For this momentous blog - Blog #50, what!, what! party at Doctor Donut's tonight, bitches! - I would like to step outside of my experiences at Tim Hortons and write, an aside if you will, about some of the trials and tribulations that have come about due to the blog.
One of the difficulties about this blog is it costs a lot of money. I have to have at least ten brewskies in my system before I sit down to the keyboard to write. By the time I have finished the blog, I am usually pretty blasted and all my brewskies are gone, so I have to make another trip to the corner store for more brewskies, then my broskies come over and drink all my brewskies and I have to buy more brewskies because my broskies don't have jobs. It's a pretty fun cycle, but costly.
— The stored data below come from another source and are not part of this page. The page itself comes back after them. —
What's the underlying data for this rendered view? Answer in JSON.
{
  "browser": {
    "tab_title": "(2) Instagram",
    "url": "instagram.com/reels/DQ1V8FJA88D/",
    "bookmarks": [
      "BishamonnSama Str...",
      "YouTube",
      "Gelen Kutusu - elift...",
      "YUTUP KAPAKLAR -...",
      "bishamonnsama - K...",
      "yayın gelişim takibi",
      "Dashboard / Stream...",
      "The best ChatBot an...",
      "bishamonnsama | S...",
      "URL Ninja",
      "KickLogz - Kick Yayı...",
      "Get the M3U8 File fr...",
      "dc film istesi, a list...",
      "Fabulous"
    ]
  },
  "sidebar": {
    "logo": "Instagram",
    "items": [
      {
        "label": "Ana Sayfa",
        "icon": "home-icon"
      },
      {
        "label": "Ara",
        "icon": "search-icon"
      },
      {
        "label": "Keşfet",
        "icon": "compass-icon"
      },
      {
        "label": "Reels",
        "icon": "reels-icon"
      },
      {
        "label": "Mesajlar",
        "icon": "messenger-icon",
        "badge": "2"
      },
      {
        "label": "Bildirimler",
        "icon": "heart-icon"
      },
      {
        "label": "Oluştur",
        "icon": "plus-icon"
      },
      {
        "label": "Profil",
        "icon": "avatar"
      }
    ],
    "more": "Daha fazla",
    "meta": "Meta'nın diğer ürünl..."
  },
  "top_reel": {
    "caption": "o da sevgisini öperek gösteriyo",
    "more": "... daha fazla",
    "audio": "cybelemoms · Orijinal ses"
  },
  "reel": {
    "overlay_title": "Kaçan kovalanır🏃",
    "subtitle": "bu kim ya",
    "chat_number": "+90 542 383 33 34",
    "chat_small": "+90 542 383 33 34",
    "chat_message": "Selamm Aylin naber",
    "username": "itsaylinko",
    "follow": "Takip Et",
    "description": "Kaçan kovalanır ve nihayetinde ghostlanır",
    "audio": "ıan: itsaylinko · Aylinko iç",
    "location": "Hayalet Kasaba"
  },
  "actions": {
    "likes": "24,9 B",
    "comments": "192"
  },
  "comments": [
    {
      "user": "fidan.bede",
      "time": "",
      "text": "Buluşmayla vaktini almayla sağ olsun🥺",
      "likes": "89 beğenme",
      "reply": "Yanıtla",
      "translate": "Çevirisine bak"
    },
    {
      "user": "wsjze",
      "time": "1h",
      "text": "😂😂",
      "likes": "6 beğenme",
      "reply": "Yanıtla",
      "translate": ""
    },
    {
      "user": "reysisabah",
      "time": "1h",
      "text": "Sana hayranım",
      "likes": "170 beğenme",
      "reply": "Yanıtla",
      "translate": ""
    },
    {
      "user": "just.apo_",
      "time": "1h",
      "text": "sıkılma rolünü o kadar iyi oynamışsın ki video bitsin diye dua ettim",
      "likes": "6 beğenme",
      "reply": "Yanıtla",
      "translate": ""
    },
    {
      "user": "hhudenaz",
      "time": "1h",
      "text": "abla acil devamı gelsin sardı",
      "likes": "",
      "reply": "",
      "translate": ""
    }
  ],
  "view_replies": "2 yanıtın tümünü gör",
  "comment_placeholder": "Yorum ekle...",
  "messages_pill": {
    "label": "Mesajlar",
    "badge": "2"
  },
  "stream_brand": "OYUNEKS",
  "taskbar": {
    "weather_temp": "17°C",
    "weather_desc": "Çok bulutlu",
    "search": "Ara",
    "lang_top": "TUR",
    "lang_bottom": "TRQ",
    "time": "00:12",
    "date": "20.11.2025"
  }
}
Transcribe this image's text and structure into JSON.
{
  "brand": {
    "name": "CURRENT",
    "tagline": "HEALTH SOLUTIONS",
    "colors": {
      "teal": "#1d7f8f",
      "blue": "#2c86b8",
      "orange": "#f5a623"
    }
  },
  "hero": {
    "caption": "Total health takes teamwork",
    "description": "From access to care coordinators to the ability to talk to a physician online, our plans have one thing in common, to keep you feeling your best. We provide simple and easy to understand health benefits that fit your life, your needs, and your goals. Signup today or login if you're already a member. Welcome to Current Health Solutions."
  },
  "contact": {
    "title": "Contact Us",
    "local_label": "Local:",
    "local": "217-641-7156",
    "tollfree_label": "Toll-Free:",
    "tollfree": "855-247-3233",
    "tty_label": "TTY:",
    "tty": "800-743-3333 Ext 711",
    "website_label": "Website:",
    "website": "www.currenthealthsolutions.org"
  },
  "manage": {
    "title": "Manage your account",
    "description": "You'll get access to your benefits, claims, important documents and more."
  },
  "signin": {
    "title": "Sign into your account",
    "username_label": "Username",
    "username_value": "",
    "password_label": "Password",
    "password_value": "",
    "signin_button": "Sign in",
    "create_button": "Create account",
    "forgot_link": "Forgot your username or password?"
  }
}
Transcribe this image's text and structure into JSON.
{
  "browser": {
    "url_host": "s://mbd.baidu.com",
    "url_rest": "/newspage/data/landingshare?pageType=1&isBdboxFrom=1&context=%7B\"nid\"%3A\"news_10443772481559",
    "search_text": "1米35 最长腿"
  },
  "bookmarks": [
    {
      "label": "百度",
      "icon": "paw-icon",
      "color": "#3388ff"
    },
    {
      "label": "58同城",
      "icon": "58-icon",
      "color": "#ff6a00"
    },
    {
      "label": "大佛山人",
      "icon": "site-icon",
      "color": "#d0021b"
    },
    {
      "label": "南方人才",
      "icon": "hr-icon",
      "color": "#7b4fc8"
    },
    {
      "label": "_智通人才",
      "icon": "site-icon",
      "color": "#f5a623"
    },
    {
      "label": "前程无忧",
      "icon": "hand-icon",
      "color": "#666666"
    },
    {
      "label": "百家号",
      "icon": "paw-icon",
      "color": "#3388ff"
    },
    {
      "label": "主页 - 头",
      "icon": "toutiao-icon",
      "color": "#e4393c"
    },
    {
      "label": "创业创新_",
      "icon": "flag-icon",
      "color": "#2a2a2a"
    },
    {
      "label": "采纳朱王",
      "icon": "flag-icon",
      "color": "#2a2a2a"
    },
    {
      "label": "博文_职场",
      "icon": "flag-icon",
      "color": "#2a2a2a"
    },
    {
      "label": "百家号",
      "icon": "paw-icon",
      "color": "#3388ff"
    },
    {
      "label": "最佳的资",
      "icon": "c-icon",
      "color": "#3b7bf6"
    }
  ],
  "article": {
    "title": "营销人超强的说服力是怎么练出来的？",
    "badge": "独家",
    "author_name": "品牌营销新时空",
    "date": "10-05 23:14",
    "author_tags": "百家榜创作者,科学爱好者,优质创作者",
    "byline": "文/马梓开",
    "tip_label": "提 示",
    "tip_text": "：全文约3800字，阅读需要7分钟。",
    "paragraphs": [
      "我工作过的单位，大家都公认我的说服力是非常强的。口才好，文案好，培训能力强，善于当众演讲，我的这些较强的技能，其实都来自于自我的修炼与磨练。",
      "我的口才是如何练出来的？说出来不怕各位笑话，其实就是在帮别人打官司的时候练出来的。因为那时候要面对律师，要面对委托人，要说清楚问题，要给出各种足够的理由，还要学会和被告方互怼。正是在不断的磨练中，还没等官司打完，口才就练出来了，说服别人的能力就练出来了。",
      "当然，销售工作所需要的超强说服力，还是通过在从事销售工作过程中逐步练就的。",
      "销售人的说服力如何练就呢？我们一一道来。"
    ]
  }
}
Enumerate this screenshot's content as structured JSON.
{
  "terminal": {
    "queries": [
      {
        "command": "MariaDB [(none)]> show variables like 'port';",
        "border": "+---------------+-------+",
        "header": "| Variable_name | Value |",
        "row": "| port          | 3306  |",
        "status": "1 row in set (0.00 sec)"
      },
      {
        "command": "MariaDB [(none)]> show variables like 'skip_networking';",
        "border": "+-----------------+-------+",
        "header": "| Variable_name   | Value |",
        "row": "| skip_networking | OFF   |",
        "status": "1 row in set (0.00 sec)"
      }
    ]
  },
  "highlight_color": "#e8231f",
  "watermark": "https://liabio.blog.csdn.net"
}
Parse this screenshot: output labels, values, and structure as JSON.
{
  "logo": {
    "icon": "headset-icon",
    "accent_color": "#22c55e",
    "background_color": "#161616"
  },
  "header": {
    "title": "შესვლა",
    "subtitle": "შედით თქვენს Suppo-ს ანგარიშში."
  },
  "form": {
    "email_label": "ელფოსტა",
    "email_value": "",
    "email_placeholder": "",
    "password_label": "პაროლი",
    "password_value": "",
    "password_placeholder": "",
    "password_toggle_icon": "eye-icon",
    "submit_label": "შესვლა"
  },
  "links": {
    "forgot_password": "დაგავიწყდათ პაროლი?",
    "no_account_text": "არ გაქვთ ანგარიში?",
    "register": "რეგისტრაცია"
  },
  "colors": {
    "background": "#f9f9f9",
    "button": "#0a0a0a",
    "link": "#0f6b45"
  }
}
Also, I smoke at least a pack while writing, which isn't free either. Really, how can one write without smokes? Maybe all those chump authors on the Oprah book club don't smoke while they write, but they can all suck my exclamation point! - Blog #50, what!, what! I'm getting a keg tonight, bitches!
And the costs don't end with brewskies and smokes. When you're on the good ol' Internet and you're pretty hammered, your mind tends to wonder toward the dirtier things in life. I won't go into detail about some of the questionable Web sites that I have given my credit card number to - I may have a few younger readers out there - but I'll tell you what: $14.99 here, $29.99 there, $69.69 (deluxe membership) somewhere might not seem bad at first, but that is a monthly fee, people. Those bills really add up, especially when you're working at Tim Hortons and buying brewskies for your broskies all the time.
But don't you worry your little head about Doctor Donut. I'm in too good of a mood. I don't work tonight and I e-mailed one of the fine ladies on a Web site, which I have been a member with for six solid months, to be here for the Blog #50 par-tay tonight, what!, what! If you ain't got a car you best start walking, or riding your Huffy to Doctor Donut's now!